Some of the major platforms are already taking steps to safeguard the future of their Italian operations. Last week, Deliveroo, UberEats, Glovo and SocialFoods accepted the ministry’s invitation to join a bargaining table with workers’ unions, and signed a protocol with Orlando agreeing to implement policies to fight illegal employment practices such as labour exploitation.

Matteo Sarzana, president of Italy’s food delivery platforms organisation Assodelivery, described the protocol as “another step forward in the safeguard of riders’ work to combat illegality”.

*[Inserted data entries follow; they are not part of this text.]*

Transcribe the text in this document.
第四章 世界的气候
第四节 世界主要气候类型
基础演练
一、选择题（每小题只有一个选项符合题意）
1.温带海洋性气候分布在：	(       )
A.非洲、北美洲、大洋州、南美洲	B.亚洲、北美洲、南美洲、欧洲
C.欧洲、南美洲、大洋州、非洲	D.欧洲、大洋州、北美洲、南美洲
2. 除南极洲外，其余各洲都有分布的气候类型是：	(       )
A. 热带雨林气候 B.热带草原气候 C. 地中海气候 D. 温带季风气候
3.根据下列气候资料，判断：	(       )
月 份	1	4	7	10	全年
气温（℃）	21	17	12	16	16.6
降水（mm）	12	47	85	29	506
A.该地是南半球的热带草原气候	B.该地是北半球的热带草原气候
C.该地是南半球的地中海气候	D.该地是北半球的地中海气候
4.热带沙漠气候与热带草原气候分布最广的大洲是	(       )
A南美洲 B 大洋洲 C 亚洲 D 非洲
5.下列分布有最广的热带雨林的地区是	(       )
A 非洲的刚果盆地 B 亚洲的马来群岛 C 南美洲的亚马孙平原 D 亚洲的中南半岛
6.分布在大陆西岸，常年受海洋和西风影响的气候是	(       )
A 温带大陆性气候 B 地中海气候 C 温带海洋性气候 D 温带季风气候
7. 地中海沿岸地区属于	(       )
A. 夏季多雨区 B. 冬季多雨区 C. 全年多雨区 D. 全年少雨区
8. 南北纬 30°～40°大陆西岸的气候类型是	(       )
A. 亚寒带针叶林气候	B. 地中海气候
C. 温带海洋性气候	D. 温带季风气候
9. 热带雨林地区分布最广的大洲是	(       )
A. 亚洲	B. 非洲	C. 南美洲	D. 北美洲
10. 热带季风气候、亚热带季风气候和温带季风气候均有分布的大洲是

So far, however, all the major platforms still insist their workers are independent contractors. The exception is Just Eat, which has for the first time begun hiring about 4,000 of its riders this month in the city of Monza, a few kilometres north of Milan.

“This is a novelty for Italy because it’s a model that makes riders’ employment a sustainable choice,” said Daniele Contini, Just Eat’s Italy country manager. Just Eat’s contract stipulates a fixed hourly pay rate regardless of the number of deliveries, as well as insurance cover, sick pay, holiday, parental leave and pension contributions for workers.

“Just Eat is an isolated case that serves as a cause for reflection,” said minister Orlando.

“Our objective isn’t to tell companies how they should define their workers, but to facilitate a dialogue between the different parties . . . what matters is that everyone realises there is a problem that needs to be tackled.”